Roughly three months after the highly anticipated launch of its new regional subsidiary Encore, Canada’s WestJet has concluded the carrier is performing beyond initial expectations. As Encore marches toward a fleet of seven Bombardier Q400 turboprops by YE2013, future deliveries are likely to be pegged for central Canada using Toronto as a base.
During the early days WestJet has not strayed from its stated strategy with Encore – connecting small Canadian markets that are too thin for Boeing 737 narrowbodies.
WestJet is also making moves to build fleet flexibility in the coming years to support a range of annual growth from one percent to seven percent. That should allay some recent concerns that WestJet is in danger of introducing too much capacity which may not be absorbed.

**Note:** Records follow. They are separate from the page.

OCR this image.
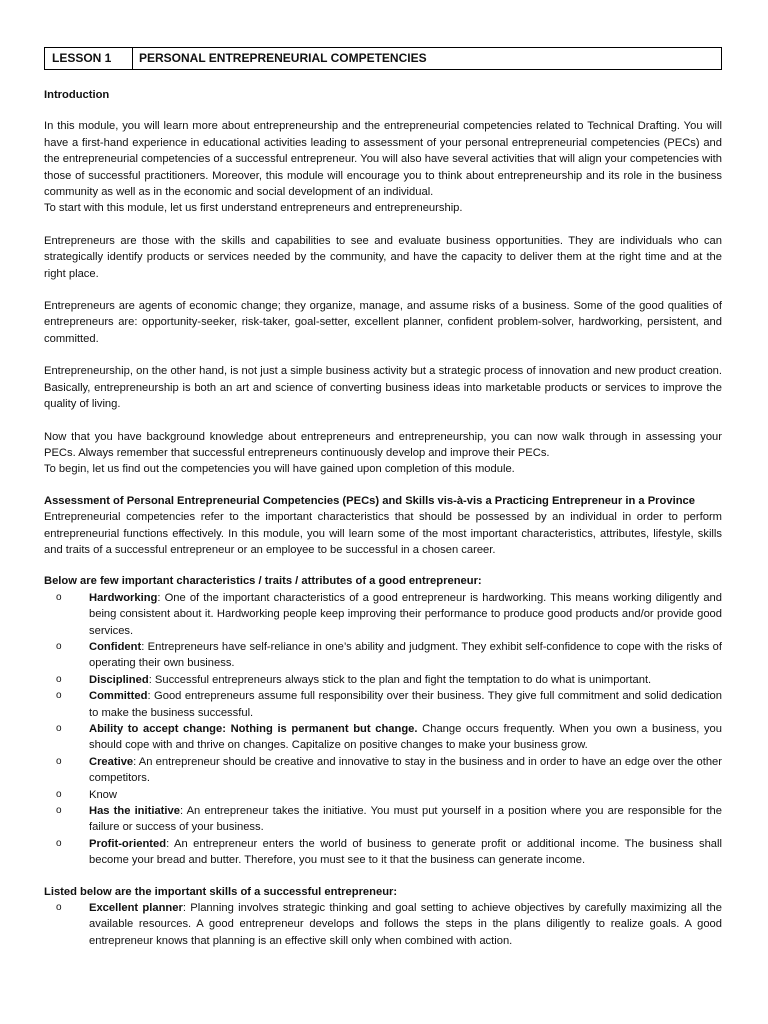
LESSON 1	PERSONAL ENTREPRENEURIAL COMPETENCIES

Introduction

In this module, you will learn more about entrepreneurship and the entrepreneurial competencies related to Technical Drafting. You will have a first-hand experience in educational activities leading to assessment of your personal entrepreneurial competencies (PECs) and the entrepreneurial competencies of a successful entrepreneur. You will also have several activities that will align your competencies with those of successful practitioners. Moreover, this module will encourage you to think about entrepreneurship and its role in the business community as well as in the economic and social development of an individual.

To start with this module, let us first understand entrepreneurs and entrepreneurship.

Entrepreneurs are those with the skills and capabilities to see and evaluate business opportunities. They are individuals who can strategically identify products or services needed by the community, and have the capacity to deliver them at the right time and at the right place.

Entrepreneurs are agents of economic change; they organize, manage, and assume risks of a business. Some of the good qualities of entrepreneurs are: opportunity-seeker, risk-taker, goal-setter, excellent planner, confident problem-solver, hardworking, persistent, and committed.

Entrepreneurship, on the other hand, is not just a simple business activity but a strategic process of innovation and new product creation. Basically, entrepreneurship is both an art and science of converting business ideas into marketable products or services to improve the quality of living.

Now that you have background knowledge about entrepreneurs and entrepreneurship, you can now walk through in assessing your PECs. Always remember that successful entrepreneurs continuously develop and improve their PECs.

To begin, let us find out the competencies you will have gained upon completion of this module.

Assessment of Personal Entrepreneurial Competencies (PECs) and Skills vis-à-vis a Practicing Entrepreneur in a Province

Entrepreneurial competencies refer to the important characteristics that should be possessed by an individual in order to perform entrepreneurial functions effectively. In this module, you will learn some of the most important characteristics, attributes, lifestyle, skills and traits of a successful entrepreneur or an employee to be successful in a chosen career.

Below are few important characteristics / traits / attributes of a good entrepreneur:

o Hardworking: One of the important characteristics of a good entrepreneur is hardworking. This means working diligently and being consistent about it. Hardworking people keep improving their performance to produce good products and/or provide good services.
o Confident: Entrepreneurs have self-reliance in one’s ability and judgment. They exhibit self-confidence to cope with the risks of operating their own business.
o Disciplined: Successful entrepreneurs always stick to the plan and fight the temptation to do what is unimportant.
o Committed: Good entrepreneurs assume full responsibility over their business. They give full commitment and solid dedication to make the business successful.
o Ability to accept change: Nothing is permanent but change. Change occurs frequently. When you own a business, you should cope with and thrive on changes. Capitalize on positive changes to make your business grow.
o Creative: An entrepreneur should be creative and innovative to stay in the business and in order to have an edge over the other competitors.
o Know
o Has the initiative: An entrepreneur takes the initiative. You must put yourself in a position where you are responsible for the failure or success of your business.
o Profit-oriented: An entrepreneur enters the world of business to generate profit or additional income. The business shall become your bread and butter. Therefore, you must see to it that the business can generate income.

Listed below are the important skills of a successful entrepreneur:

o Excellent planner: Planning involves strategic thinking and goal setting to achieve objectives by carefully maximizing all the available resources. A good entrepreneur develops and follows the steps in the plans diligently to realize goals. A good entrepreneur knows that planning is an effective skill only when combined with action.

After warning earlier this year that its yields would continue to be under pressure during 2Q2013, Air Canada managed to grow yields by 1.5% and record a solid financial performance for the quarter.
Overall 2013 has been much calmer for the carrier as volatile labour negotiations during 2012 led to work slowdowns that weakened its results for the first half of that year. The closure of its main maintenance provider Aveos also took its toll on Air Canada’s finances during 1H2012 when its losses widened from CAD241 million to CAD306 million year-on-year.
After recording a loss during 1Q2013 and a 1% decline in yields, Air Canada gained some traction in 2Q2013, posting an adjusted profit CAD115 million and shrinking 1H2013 losses year-on-year from CAD169 million (USD162 million) to CAD29 million (USD28 million).